Georges Duroy est un apprenti journaliste. Il doit écrire un article sur l'Algérie, mais il éprouve de grandes difficultés. Le rédacteur politique, Forestier, lui demande alors d'interroger un général chinois et un rajah indien, avec un collègue, Saint-Potin.
– C'est votre nom, Saint-Potin ?
L'autre répondit avec simplicité :
– Non, je m'appelle Thomas. C'est au journal qu'on m'a surnommé Saint-Potin.
Et Duroy, payant les consommations, reprit :
– Mais il me semble qu'il est tard et que nous avons deux
nobles seigneurs à visiter.
Saint-Potin se mit à rire :
– Vous êtes encore naïf, vous ! Alors vous croyez comme ça que
je vais aller demander à ce Chinois et à cet Indien ce qu'ils pensent
de l'Angleterre ? Comme si je ne le savais pas mieux qu'eux, ce
qu'ils doivent penser pour les lecteurs de la
Vie Française. J'en
ai déjà interviewé cinq cents de ces Chinois, Persans, Hindous,
Chiliens, Japonais et autres. Ils répondent tous la même chose,
d'après moi. Je n'ai qu'à reprendre mon article sur le dernier venu
et à le copier mot pour mot. Ce qui change, par exemple, c'est leur
tête, leur nom, leurs titres, leur âge, leur suite. [...] Mais sur ce sujet
le concierge de l'hôtel Bristol et celui du Continental m'auront
renseigné en cinq minutes. Nous irons à pied jusque‑là en fumant
un cigare. Total : cent sous de voiture à réclamer au journal. Voilà,
mon cher, comment on s'y prend quand on est pratique.
Duroy demanda :
– Ça doit rapporter bon d'être reporter dans ces conditions-là.

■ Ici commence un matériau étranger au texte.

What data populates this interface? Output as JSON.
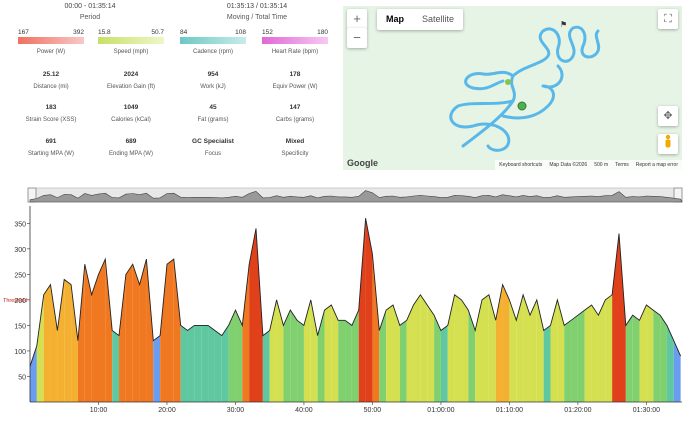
{
  "header": {
    "period_time": "00:00 - 01:35:14",
    "period_label": "Period",
    "moving_time": "01:35:13 / 01:35:14",
    "moving_label": "Moving / Total Time"
  },
  "bars": [
    {
      "min": "167",
      "max": "392",
      "label": "Power (W)",
      "color": "#f08070",
      "color2": "#f8c0c0"
    },
    {
      "min": "15.8",
      "max": "50.7",
      "label": "Speed (mph)",
      "color": "#c8e070",
      "color2": "#eaf5c0"
    },
    {
      "min": "84",
      "max": "108",
      "label": "Cadence (rpm)",
      "color": "#70c8c8",
      "color2": "#c0e8e8"
    },
    {
      "min": "152",
      "max": "180",
      "label": "Heart Rate (bpm)",
      "color": "#e070d8",
      "color2": "#f8c0f0"
    }
  ],
  "metrics": [
    [
      {
        "v": "25.12",
        "l": "Distance (mi)"
      },
      {
        "v": "2024",
        "l": "Elevation Gain (ft)"
      },
      {
        "v": "954",
        "l": "Work (kJ)"
      },
      {
        "v": "178",
        "l": "Equiv Power (W)"
      }
    ],
    [
      {
        "v": "183",
        "l": "Strain Score (XSS)"
      },
      {
        "v": "1049",
        "l": "Calories (kCal)"
      },
      {
        "v": "45",
        "l": "Fat (grams)"
      },
      {
        "v": "147",
        "l": "Carbs (grams)"
      }
    ],
    [
      {
        "v": "691",
        "l": "Starting MPA (W)"
      },
      {
        "v": "689",
        "l": "Ending MPA (W)"
      },
      {
        "v": "GC Specialist",
        "l": "Focus"
      },
      {
        "v": "Mixed",
        "l": "Specificity"
      }
    ]
  ],
  "map": {
    "tab_map": "Map",
    "tab_satellite": "Satellite",
    "zoom_in": "+",
    "zoom_out": "−",
    "google": "Google",
    "footer": [
      "Keyboard shortcuts",
      "Map Data ©2026",
      "500 m",
      "Terms",
      "Report a map error"
    ]
  },
  "chart_data": {
    "type": "area",
    "ylim": [
      0,
      380
    ],
    "yticks": [
      50,
      100,
      150,
      200,
      250,
      300,
      350
    ],
    "xticks": [
      "10:00",
      "20:00",
      "30:00",
      "40:00",
      "50:00",
      "01:00:00",
      "01:10:00",
      "01:20:00",
      "01:30:00"
    ],
    "xtick_minutes": [
      10,
      20,
      30,
      40,
      50,
      60,
      70,
      80,
      90
    ],
    "xlim_minutes": [
      0,
      95.2
    ],
    "threshold_label": "Threshold",
    "threshold": 200,
    "series": [
      {
        "x": [
          0,
          1,
          2,
          3,
          4,
          5,
          6,
          7,
          8,
          9,
          10,
          11,
          12,
          13,
          14,
          15,
          16,
          17,
          18,
          19,
          20,
          21,
          22,
          23,
          24,
          25,
          26,
          27,
          28,
          29,
          30,
          31,
          32,
          33,
          34,
          35,
          36,
          37,
          38,
          39,
          40,
          41,
          42,
          43,
          44,
          45,
          46,
          47,
          48,
          49,
          50,
          51,
          52,
          53,
          54,
          55,
          56,
          57,
          58,
          59,
          60,
          61,
          62,
          63,
          64,
          65,
          66,
          67,
          68,
          69,
          70,
          71,
          72,
          73,
          74,
          75,
          76,
          77,
          78,
          79,
          80,
          81,
          82,
          83,
          84,
          85,
          86,
          87,
          88,
          89,
          90,
          91,
          92,
          93,
          94,
          95
        ],
        "values": [
          70,
          110,
          210,
          230,
          140,
          240,
          230,
          120,
          270,
          210,
          250,
          280,
          140,
          130,
          250,
          270,
          230,
          280,
          120,
          130,
          270,
          280,
          150,
          140,
          150,
          150,
          150,
          140,
          130,
          150,
          180,
          150,
          270,
          340,
          130,
          140,
          200,
          150,
          180,
          160,
          150,
          200,
          130,
          180,
          190,
          160,
          160,
          150,
          180,
          360,
          290,
          140,
          180,
          190,
          150,
          160,
          190,
          210,
          190,
          170,
          140,
          150,
          210,
          200,
          180,
          140,
          200,
          210,
          160,
          230,
          200,
          160,
          210,
          170,
          200,
          140,
          150,
          200,
          150,
          160,
          170,
          180,
          190,
          170,
          200,
          210,
          330,
          150,
          170,
          160,
          190,
          180,
          170,
          150,
          120,
          90
        ]
      }
    ]
  }
}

Le journaliste répondit avec mystère :
– Oui, mais rien ne rapporte autant que les
échos1, à cause des réclames déguisées.
[
Duroy va ensuite chez Mme Forestier dans l'espoir qu'elle l'aide à continuer son
article, mais M. Forestier est là et le renvoie chez lui.]

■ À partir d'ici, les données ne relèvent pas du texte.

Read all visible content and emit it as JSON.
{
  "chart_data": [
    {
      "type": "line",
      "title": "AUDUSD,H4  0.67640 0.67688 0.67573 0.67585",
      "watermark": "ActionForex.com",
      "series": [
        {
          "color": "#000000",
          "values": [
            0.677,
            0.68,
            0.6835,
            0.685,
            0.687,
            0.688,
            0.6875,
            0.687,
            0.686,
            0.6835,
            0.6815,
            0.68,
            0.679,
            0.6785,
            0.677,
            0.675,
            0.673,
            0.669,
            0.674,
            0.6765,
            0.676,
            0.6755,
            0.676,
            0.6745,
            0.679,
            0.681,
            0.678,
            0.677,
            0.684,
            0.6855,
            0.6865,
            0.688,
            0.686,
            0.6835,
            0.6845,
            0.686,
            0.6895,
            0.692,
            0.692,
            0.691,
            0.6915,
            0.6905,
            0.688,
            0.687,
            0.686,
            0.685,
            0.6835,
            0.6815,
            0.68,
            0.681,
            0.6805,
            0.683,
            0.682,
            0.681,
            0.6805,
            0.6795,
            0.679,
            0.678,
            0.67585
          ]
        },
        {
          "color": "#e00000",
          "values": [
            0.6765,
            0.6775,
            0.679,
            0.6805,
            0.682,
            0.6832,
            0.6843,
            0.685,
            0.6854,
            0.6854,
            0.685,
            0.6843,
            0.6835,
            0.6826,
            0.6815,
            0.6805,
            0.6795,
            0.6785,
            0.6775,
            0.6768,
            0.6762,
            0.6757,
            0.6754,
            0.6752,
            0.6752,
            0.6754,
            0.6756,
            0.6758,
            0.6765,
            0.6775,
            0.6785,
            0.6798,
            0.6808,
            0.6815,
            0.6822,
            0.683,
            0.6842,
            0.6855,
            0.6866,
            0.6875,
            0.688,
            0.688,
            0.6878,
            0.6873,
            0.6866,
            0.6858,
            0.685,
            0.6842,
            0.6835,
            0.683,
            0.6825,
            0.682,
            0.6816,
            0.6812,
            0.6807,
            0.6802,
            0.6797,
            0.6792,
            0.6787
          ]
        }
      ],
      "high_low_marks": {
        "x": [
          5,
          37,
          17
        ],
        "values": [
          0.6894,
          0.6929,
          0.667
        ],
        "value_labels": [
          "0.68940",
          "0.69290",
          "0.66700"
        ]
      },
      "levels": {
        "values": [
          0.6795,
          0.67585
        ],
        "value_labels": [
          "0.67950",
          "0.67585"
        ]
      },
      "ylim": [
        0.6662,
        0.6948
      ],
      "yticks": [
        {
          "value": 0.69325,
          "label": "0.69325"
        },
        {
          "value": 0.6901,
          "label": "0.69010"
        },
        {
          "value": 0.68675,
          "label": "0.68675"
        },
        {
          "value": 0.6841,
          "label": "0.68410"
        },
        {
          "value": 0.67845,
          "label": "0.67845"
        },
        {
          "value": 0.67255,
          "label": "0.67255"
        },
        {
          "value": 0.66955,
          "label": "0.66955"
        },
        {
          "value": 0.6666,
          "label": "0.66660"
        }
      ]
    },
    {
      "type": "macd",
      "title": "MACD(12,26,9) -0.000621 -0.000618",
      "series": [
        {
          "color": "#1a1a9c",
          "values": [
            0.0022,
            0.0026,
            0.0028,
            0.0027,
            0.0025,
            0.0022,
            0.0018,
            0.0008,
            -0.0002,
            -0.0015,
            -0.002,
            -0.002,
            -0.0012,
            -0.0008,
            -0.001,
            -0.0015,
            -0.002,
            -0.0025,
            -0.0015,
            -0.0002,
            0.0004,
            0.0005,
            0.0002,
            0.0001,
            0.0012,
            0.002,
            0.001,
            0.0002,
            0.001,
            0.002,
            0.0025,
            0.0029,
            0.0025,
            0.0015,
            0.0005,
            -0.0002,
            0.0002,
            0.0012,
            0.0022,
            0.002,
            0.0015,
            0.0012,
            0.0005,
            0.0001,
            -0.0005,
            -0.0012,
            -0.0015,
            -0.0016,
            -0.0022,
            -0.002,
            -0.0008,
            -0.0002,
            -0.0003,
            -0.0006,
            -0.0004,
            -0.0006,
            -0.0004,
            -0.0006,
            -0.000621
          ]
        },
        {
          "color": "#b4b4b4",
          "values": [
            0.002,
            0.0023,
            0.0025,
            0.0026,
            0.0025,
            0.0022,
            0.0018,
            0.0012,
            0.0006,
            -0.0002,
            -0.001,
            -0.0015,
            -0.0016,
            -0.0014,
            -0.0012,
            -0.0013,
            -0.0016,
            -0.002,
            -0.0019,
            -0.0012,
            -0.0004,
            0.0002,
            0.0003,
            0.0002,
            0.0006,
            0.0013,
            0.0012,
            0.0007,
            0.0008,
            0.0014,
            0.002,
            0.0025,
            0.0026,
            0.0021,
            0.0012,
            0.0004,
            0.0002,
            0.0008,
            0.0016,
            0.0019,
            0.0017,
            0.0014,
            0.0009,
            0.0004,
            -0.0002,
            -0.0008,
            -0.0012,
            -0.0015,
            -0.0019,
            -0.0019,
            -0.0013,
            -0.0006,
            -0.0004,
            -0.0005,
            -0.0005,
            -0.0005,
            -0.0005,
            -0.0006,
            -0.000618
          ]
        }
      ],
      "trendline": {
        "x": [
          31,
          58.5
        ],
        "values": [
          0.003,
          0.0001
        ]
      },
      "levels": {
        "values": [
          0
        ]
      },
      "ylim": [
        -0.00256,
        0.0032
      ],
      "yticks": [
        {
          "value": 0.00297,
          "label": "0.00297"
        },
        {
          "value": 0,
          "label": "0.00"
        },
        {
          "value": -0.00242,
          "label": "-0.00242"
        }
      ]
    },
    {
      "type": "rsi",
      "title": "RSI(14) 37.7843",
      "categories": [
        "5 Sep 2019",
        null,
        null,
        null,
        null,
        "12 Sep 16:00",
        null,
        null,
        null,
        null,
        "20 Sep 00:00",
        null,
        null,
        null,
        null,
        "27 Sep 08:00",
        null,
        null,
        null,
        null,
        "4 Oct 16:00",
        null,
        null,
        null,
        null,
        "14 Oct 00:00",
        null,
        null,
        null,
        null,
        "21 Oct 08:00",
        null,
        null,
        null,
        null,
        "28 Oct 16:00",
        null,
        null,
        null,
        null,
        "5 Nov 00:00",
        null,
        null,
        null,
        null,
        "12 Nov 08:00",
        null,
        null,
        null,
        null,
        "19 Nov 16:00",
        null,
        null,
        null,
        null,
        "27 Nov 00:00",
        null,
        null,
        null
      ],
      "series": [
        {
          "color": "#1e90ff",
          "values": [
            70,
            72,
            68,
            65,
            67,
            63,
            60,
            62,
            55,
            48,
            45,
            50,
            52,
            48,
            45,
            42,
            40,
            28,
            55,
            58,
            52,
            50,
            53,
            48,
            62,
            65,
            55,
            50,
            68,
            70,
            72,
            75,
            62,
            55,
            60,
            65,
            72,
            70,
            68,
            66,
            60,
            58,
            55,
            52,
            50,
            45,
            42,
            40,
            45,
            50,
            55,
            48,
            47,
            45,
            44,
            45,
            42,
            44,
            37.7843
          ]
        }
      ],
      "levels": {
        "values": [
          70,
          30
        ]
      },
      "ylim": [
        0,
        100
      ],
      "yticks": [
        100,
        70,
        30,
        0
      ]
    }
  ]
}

À peine rentré, la colère l'excitant, il se mit à écrire.
Il continua l'aventure commencée par Mme Forestier, accumulant des détails
de roman feuilleton, des péripéties surprenantes et des descriptions ampoulées,
avec une maladresse de style de collégien et des formules de sous-officier. En une
heure, il eut terminé une chronique qui ressemblait à un chaos de folies, et il la
porta, avec assurance, à la
Vie Française.
La première personne qu'il rencontra fut Saint-Potin qui, lui serrant la main
avec une énergie de complice, demanda :
– Vous avez lu ma conversation avec le Chinois et avec l'Hindou. Est-ce assez
drôle ?
Ça a amusé tout Paris. Et je n'ai pas vu seulement le bout de leur nez.